Grizzly bears in the Creston area turn out to be pretty important on a continental and regional scale. While the bears used to range from northern Canada down to Mexico, the edge of their North American distribution in these parts (west of the main Rocky Mountains) is just south of Creston in northern Idaho and Montana. So, efforts to resist any further extirpations (local extinctions) of that shrinking distribution around Creston are pretty important.

Proctor is co-operating with biologists from the US Fish and Wildlife Service to study the bear’s movements and habitat use between Castlegar, Creston and Cranbrook. One of their main goals is to see how bears move through human environments and survive.

“Many don’t survive, but many do,” said Proctor.

They want to learn from those clever ones who live to a ripe old age and manage to co-exist with the people in the area. Grizzly bears usually live in the mountains away from humans, but occasionally come to the valley bottoms, especially in the early spring when snow covers most of the higher country.

Proctor has radio collared several bears who use the Creston Valley occasionally. He uses GPS radio collars that follow and record location data once each hour, 24 hours a day, seven days a week.

As a matter of fact, his data showing a few grizzly bears using the Creston landfill helped convince the town to secure the landfill with an electric fence. Last summer found several grizzly bears in the Creston Valley due to a poor berry crop in the backcountry. Proctor even started an electric fencing 50 per cent cost share program for farmers with grizzly bear problems.

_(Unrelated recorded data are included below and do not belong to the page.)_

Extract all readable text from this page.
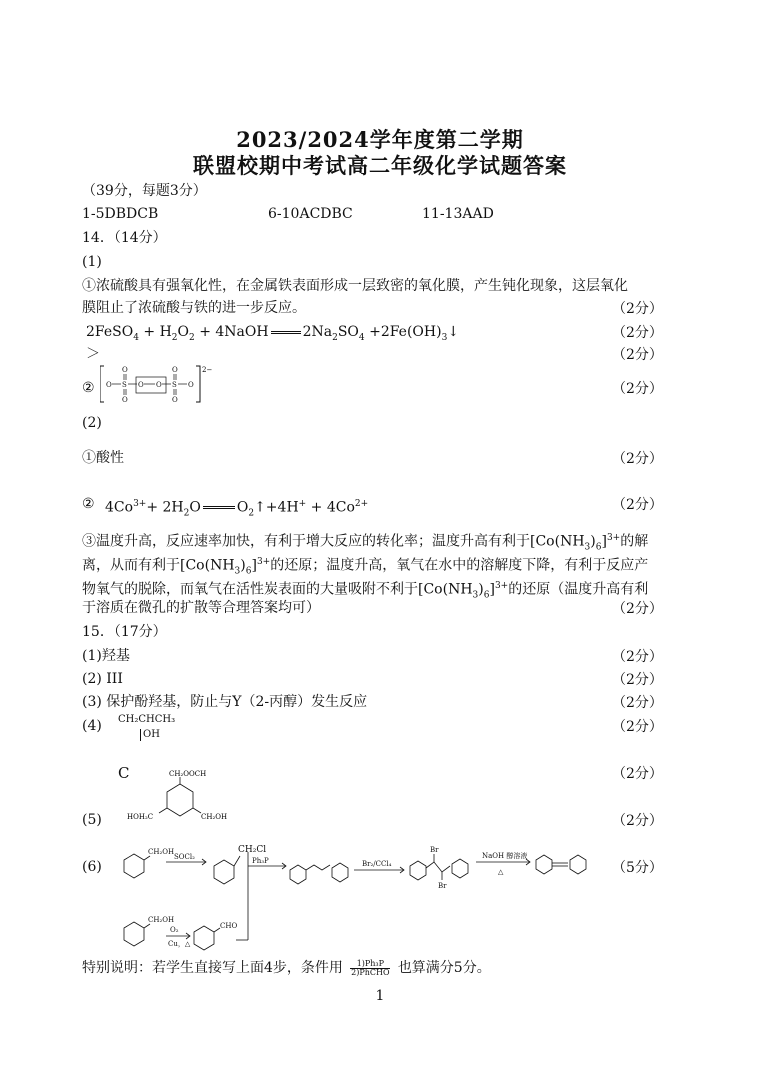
2023/2024学年度第二学期
联盟校期中考试高二年级化学试题答案
（39分，每题3分）
1-5DBDCB	6-10ACDBC	11-13AAD
14．（14分）
(1)
①浓硫酸具有强氧化性，在金属铁表面形成一层致密的氧化膜，产生钝化现象，这层氧化
膜阻止了浓硫酸与铁的进一步反应。	（2分）
2FeSO$_4$ + $H_2O_2$ + 4NaOH $2Na_2SO_4$ $+2Fe(OH)_3↓$	（2分）
＞	（2分）
②
2−
O S
O
O
O O S
O
O
O	（2分）
(2)
①酸性	（2分）
② $4Co^{3+}+ 2H_2O$	$O_2↑+4H^+ + 4Co^{2+}$	（2分）
③温度升高，反应速率加快，有利于增大反应的转化率；温度升高有利于$[Co(NH_3)_6]^{3+}$的解
离，从而有利于$[Co(NH_3)_6]^{3+}$的还原；温度升高，氧气在水中的溶解度下降，有利于反应产
物氧气的脱除，而氧气在活性炭表面的大量吸附不利于$[Co(NH_3)_6]^{3+}$的还原（温度升高有利
于溶质在微孔的扩散等合理答案均可）	（2分）
15．（17分）
(1)羟基	（2分）
(2) III	（2分）
(3) 保护酚羟基，防止与Y（2-丙醇）发生反应	（2分）
(4) CH₂CHCH₃
OH	（2分）
C	CH₂OOCH
HOH₂C	CH₂OH
（2分）
(5)	（2分）
(6)	（5分）
CH₂OH
SOCl₂
CH₂Cl
Ph₃P	Br₂/CCl₄
Br
Br
NaOH 醇溶液
△
CH₂OH
O₂
Cu，△
CHO
特别说明：若学生直接写上面4步，条件用	1)Ph₃P
2)PhCHO 也算满分5分。
1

The information collected from his collared bears will be used to help people and bears coexist with minimal trouble and improve the bear’s chances of long-term persistence in the region. His research has shown that bears are having a hard time moving across human settled valleys and between mountain ranges such as the Purcells and Selkirks that flank the Creston Valley. Controlling bear attractants is the single most important action humans can do to coexist with these animals.